44.1 vs 96khz music - double blind study conducted...

[Locus M]

And I have other valid elements to add to this: drunkness & full moon.

People in white blouses have demonstrated that a full moon attracts alcohol located in your inner ear, causing a normal human ear to hear up to 60khz signals. This syndrome, called 'superear syndrome' was discovered in 1928 by doctor A. Schmidth. Discovery later endorsed by the FBI & CIA.

Yeah...and no brain, no pain ...and obviously no gain!

(btw: You should try those "change-blindness" video exercises I posted, there is your proof. Now you should always take the evidence for a claim into account before barking, just to make sure and not make a fool out of yourself, cognitive psychology is actually the fuel of cognitive science in general whether brain-damage research or artificial intelligence..)

[rifftrax]

are people forgetting that all but the most expensive converters in the world turn into pieces of jittery-shit when recording at 192khz anyway? Do you think it's just a piece a cake to sample a waveform at a rate of a 5th of a million times every single second without screwing with the timing of the conversion? Good luck.

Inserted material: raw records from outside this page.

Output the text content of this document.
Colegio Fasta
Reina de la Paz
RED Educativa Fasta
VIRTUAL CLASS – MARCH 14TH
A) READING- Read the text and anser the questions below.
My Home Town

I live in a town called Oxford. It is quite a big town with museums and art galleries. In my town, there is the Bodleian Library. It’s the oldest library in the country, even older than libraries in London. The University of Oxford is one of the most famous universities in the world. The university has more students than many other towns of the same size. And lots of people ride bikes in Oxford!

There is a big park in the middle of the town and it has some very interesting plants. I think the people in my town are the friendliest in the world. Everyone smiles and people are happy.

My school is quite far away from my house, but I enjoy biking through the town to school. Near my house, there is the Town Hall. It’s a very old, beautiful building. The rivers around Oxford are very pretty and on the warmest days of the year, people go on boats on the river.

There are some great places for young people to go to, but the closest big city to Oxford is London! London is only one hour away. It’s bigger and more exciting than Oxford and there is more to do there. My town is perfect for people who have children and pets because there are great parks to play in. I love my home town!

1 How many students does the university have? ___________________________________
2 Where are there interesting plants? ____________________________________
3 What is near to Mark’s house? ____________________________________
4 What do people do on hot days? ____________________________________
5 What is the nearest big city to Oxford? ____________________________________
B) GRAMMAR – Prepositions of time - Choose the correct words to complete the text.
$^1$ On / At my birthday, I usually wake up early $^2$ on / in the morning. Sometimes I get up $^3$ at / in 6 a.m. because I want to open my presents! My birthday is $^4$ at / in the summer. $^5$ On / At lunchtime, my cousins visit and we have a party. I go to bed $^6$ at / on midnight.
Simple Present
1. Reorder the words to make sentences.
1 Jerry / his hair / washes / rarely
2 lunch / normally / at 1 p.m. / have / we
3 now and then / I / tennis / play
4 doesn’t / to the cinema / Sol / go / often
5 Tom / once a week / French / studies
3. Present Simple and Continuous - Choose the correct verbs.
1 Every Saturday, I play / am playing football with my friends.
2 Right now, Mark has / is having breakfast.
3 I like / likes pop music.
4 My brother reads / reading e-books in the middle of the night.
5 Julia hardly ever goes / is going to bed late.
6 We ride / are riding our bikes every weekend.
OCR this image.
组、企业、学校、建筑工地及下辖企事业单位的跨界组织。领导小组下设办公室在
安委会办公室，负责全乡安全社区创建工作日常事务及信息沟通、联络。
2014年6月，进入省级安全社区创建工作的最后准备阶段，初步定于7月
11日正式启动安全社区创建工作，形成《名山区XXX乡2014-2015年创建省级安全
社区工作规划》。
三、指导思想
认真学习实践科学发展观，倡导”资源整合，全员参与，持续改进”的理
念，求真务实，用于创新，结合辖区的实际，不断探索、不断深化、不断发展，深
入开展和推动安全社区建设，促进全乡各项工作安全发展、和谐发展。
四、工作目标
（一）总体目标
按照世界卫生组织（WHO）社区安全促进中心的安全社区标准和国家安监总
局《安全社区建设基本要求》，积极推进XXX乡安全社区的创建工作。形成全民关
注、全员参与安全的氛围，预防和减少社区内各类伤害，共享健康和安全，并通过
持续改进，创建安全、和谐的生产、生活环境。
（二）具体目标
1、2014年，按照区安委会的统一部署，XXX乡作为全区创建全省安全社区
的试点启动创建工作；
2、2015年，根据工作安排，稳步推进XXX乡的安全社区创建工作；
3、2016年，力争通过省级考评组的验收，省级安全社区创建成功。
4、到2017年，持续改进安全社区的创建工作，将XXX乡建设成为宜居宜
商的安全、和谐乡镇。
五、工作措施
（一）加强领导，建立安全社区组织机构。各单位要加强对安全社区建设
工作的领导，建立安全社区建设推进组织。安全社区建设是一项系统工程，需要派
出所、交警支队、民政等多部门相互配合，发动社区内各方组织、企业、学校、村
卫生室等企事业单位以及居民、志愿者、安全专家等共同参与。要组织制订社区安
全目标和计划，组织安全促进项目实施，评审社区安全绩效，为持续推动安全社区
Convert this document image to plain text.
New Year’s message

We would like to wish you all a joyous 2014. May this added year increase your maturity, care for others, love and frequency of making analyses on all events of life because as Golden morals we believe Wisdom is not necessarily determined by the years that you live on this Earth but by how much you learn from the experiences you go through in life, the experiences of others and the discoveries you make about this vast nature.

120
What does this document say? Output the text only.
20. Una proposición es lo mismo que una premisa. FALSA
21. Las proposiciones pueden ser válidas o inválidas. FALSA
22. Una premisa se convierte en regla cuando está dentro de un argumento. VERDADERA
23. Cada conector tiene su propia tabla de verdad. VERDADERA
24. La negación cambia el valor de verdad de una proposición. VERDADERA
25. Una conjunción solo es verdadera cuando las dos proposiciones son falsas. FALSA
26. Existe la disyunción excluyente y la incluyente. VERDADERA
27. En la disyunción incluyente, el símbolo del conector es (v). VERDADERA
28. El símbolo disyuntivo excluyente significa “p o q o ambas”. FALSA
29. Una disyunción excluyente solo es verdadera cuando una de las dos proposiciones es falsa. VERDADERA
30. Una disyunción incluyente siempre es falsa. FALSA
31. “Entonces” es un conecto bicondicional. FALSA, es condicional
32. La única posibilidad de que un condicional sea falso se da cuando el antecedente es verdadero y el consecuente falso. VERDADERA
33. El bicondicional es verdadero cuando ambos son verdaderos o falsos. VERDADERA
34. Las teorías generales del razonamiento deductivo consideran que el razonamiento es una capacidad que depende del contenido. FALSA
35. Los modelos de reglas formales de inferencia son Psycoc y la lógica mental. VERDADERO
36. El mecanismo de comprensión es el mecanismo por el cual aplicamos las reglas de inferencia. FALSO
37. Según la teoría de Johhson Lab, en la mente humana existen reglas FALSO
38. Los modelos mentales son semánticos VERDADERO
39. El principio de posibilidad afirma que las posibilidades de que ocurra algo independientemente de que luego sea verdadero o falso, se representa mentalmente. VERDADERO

you're just a little better off using a $2000 clock converting at 44.1 than a $100 baloney break-out box sampling your way up to audiophile 192khz heaven... (cough, understatement)

[tony tony chopper]

In what way does this contradict my saying?

Mmmh ok, I suppose you're talking about this:

http://en.wikipedia.org/wiki/Ultrasonic_hearing

http://en.wikipedia.org/wiki/Hypersonic_effect


Interesting:
A peer-reviewed study in 2006 seemed to confirm the second of these options, by testing the different effect of HFCs when presented via loudspeakers or via headphones. The hypersonic effect did not occur when the HFCs were presented via earphones.

which may mean it's not detected by the ear at all. Could be interesting to test this on deaf people.

cognitive psychology

I'm not talking about cognitive psychology, I'm talking about perception. Before assuming things about what your brain does with ultrasonics, you first have to prove that they are detected by your brain in some way. Well, so far I can only see a couple (2?) tests, and no technical explanation behind. I don't think it's enough to believe in it, and certainly little enough to doubt.

[rifftrax]

just like I said before - talking about the stupid "hyper-sonic effect" which is nothing more than a couple of EXTREMELY experimental white papers with no actual ability to quantify the brain's represented stimulus or lack thereof in unit types (which therefore makes it absolutely impossible to create calculations with) is completely different than talking about audible sound.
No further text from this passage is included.